Kilayim, chapitre 2, michna 3. La michna traite de celui qui a ensemencé son champ de blé puis a changé d'avis, et souhaite désormais y semer de l'orge à la place. Comment se débarrasse-t-il du blé qui a déjà été semé ?
Attendre jusqu'à ce que cela « devienne véreux » :
Il doit attendre que les grains de blé qu'il a semés deviennent « véreux » – du mot signifiant ver, c'est-à-dire qu'ils ont émis de petites racines ressemblant à des vers. Dans une terre humide, cela prend environ trois jours, et dans une terre sèche, un peu plus longtemps. Une fois qu'ils ont commencé à prendre racine, il doit retourner la terre avec une houe, et ce n'est qu'alors qu'il peut semer.
La raison en est la suivante : s'il n'avait pas attendu qu'elles prennent racine, les grains conserveraient leur pouvoir de croissance même après que le sol ait été retourné. Mais une fois qu'elles ont pris racine, les arracher en retournant le sol arrête la croissance du blé, et à partir de ce moment il lui est permis de semer l'orge.
Si cela a germé :
Si le blé a déjà germé, et qu'il y a une pousse feuillue qui sort de la terre, il a atteint ce même stade. Il ne doit pas dire : je sèmerai l'orge et immédiatement après je retournerai la terre, puisque l'orge ne sera pas endommagée car elle vient tout juste d'être semée, et en retournant la terre je déracinerai le blé. Il ne peut pas suivre cet ordre : d'abord il retourne la terre, et seulement après il sème.

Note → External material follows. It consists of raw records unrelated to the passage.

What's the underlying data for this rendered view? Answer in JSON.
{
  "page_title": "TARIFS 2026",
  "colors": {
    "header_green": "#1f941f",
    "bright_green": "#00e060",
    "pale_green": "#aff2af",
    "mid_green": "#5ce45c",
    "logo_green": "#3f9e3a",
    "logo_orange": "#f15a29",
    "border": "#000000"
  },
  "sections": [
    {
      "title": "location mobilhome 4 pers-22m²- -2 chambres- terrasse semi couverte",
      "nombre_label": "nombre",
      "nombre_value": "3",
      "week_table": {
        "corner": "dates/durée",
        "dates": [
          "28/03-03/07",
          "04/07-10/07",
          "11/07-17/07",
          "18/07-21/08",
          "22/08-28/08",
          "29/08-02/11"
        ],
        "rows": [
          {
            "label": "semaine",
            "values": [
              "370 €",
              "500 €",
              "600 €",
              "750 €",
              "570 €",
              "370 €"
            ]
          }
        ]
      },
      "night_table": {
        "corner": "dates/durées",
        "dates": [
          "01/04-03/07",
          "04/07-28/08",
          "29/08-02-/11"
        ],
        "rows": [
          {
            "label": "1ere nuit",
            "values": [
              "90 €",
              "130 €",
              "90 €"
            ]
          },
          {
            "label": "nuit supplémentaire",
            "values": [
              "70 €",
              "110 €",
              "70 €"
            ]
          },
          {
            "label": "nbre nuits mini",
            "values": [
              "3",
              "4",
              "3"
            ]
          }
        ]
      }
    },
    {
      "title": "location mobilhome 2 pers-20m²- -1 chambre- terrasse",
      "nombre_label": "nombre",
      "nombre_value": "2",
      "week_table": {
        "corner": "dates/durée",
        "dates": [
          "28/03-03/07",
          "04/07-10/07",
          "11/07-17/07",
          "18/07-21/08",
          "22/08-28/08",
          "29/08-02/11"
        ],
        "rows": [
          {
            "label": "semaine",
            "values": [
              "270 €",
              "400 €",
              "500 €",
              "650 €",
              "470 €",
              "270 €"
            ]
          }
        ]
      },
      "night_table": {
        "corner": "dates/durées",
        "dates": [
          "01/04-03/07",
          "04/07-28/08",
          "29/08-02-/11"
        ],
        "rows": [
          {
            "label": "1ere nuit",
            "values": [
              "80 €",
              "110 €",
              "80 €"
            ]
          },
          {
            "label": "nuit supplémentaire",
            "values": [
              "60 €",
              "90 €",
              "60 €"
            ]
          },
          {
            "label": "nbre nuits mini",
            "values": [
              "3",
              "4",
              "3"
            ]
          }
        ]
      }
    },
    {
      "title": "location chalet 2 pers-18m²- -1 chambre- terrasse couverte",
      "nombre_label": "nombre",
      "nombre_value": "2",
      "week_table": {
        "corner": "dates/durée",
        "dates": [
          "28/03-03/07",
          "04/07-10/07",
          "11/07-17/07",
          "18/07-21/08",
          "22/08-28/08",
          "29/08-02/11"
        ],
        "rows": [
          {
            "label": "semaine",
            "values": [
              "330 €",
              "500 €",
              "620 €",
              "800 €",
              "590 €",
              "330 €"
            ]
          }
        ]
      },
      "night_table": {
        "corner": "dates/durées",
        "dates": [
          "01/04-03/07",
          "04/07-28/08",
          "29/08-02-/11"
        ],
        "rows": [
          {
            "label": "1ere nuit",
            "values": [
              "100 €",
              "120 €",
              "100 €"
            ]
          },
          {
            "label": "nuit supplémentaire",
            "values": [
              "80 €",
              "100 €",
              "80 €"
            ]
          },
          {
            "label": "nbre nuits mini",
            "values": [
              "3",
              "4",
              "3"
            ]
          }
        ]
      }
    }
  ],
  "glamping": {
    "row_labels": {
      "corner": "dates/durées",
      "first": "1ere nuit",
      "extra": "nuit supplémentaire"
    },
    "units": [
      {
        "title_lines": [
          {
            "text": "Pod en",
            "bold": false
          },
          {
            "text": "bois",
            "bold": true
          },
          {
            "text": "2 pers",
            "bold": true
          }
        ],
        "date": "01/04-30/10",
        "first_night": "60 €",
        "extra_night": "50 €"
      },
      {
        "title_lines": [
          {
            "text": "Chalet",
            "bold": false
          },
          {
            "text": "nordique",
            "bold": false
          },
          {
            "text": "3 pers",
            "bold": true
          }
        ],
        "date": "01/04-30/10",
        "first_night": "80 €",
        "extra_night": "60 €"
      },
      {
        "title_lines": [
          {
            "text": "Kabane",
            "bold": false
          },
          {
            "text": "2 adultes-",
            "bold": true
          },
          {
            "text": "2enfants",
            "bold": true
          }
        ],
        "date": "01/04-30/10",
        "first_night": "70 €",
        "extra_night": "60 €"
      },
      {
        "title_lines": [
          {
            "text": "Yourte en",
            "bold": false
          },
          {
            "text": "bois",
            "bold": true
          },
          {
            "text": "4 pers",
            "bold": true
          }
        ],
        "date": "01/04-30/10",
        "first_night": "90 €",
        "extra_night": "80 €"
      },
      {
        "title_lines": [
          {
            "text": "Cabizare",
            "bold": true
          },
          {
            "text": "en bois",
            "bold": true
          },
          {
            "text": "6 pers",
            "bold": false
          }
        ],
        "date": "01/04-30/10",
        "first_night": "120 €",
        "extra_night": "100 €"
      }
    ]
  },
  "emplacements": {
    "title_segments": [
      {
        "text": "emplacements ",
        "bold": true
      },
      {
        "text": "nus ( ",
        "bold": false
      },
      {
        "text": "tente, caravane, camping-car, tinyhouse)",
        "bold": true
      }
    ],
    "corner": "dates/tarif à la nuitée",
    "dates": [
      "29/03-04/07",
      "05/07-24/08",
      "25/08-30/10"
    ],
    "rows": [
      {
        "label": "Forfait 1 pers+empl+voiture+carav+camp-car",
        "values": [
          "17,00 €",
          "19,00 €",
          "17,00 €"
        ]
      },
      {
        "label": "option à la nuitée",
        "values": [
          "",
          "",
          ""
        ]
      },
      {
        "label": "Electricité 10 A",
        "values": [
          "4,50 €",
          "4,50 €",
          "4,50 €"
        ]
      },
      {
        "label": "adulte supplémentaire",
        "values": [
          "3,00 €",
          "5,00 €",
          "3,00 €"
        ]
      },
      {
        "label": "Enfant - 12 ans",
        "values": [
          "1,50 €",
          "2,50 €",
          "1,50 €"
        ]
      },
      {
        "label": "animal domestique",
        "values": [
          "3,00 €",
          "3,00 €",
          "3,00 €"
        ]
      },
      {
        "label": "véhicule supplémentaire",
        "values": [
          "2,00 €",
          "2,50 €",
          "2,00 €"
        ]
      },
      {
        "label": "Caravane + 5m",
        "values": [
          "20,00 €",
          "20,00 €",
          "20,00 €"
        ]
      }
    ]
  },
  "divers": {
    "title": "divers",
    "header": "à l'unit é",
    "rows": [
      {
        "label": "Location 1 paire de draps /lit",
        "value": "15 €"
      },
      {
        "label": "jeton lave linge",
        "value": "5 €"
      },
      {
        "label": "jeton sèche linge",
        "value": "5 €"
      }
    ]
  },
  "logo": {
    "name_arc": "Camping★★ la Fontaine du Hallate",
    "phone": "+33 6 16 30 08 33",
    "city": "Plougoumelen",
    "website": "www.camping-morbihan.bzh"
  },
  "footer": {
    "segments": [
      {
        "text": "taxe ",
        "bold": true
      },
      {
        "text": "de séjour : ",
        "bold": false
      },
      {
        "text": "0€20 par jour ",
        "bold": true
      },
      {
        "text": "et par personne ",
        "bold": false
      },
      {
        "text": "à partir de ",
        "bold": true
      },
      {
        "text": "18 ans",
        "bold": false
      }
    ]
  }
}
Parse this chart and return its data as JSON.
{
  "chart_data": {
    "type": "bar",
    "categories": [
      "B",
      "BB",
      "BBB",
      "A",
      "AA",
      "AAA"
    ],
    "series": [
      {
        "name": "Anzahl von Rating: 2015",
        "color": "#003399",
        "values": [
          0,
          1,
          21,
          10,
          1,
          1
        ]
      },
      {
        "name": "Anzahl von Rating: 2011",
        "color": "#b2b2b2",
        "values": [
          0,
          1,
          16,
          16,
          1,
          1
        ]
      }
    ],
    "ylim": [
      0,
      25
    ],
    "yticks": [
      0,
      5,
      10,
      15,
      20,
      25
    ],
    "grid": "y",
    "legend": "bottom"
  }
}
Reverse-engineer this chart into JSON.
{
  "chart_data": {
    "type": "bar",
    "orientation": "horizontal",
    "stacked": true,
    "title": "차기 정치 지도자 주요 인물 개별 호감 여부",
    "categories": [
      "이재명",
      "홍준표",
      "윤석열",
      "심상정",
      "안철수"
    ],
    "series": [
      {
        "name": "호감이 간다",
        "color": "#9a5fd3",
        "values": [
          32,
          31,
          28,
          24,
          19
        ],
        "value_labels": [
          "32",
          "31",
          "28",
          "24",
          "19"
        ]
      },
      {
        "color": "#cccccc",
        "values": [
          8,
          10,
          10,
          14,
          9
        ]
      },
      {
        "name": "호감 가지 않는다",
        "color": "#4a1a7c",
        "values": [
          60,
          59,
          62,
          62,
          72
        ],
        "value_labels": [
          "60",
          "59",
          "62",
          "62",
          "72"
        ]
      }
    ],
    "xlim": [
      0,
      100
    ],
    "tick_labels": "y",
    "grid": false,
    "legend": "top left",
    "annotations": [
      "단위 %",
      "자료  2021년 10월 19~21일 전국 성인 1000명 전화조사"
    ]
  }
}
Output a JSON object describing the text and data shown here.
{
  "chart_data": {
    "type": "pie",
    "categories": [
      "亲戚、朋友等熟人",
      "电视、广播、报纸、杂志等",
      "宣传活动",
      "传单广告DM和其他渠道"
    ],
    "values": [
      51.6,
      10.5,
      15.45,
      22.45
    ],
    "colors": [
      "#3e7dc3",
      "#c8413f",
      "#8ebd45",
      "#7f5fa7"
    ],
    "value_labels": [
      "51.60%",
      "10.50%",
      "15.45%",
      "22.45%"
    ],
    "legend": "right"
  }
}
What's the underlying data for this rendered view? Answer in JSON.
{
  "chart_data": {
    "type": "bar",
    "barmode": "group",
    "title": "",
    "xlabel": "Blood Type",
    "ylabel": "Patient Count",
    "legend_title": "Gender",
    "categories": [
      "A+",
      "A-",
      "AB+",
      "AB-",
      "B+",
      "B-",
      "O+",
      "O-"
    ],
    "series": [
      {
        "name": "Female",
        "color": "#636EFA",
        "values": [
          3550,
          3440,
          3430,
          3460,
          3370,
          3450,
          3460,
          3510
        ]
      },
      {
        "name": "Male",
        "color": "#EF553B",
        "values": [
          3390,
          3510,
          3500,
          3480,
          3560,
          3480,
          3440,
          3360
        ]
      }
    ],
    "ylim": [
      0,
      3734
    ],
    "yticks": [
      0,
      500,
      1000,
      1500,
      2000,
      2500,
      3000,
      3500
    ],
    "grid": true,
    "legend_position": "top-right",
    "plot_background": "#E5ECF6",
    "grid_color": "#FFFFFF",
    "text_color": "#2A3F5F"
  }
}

Le point novateur de la Michna :
Bien que le blé se soit déjà infesté de vers, ait germé et soit sorti de terre, et qu'on aurait pu être tenté de dire que, puisqu'il est visible à l'œil, il n'oubliera pas de retourner la terre — contrairement au début de la Michna, qui traite de semences cachées dans le sol qui ne peuvent être vues, où il est évident qu'il doit d'abord retourner la terre — même dans ce cas, on ne peut se fier au fait qu'il s'en souviendra. Il retourne d'abord la terre et arrache les pousses de blé, et ce n'est qu'ensuite qu'il sème l'orge.
"Kamah yehei choresh" :
Retourner le champ est une forme de labour, et c'est pourquoi la Michna demande quelle portion du champ il doit déraciner. Sa réponse : « K'talmei ha'revi'ah » - il doit le faire d'une manière ressemblant aux sillons formés après la tombée des pluies, dont la largeur était généralement connue à l'époque de la Michna, et c'est là la mesure qu'il est tenu de déraciner.
Abba Chaoul dit : « Kedei chelo yechayer rova le-veis se'ah » - il doit déraciner tout le champ, à condition de ne pas laisser derrière lui une surface non déracinée d'un quart de kav dans un beis se'ah, c'est-à-dire dans une surface où l'on sème normalement un se'ah de semence. Il en ressort qu'un vingt-quatrième du sol peut être laissé non labouré, et cela suffit selon Abba Chaoul. Certes, cette quantité produira encore du blé dans le nouveau champ d'orge, mais il n'y a là rien de répréhensible, car tant que la mesure est d'un vingt-quatrième ou moins, elle est permise en ce qui concerne le kilayim.
En résumé : Dans cette Michna, nous avons appris comment se débarrasser du grain de blé qui a été semé auparavant : attendre qu'il devienne véreux et prenne racine, retourner la terre, et seulement ensuite semer l'orge. Même lorsque le blé a déjà poussé et est visible à l'œil, on ne peut pas changer l'ordre et on ne peut pas se fier à sa mémoire. La mesure du labour est évaluée comme « ke'talmei ha'revi'ah », et selon Abba Chaoul à condition qu'il ne laisse pas un quart de kav dans un beis se'ah, ce qui représente un vingt-quatrième, une mesure qui est permise en ce qui concerne les kilayim.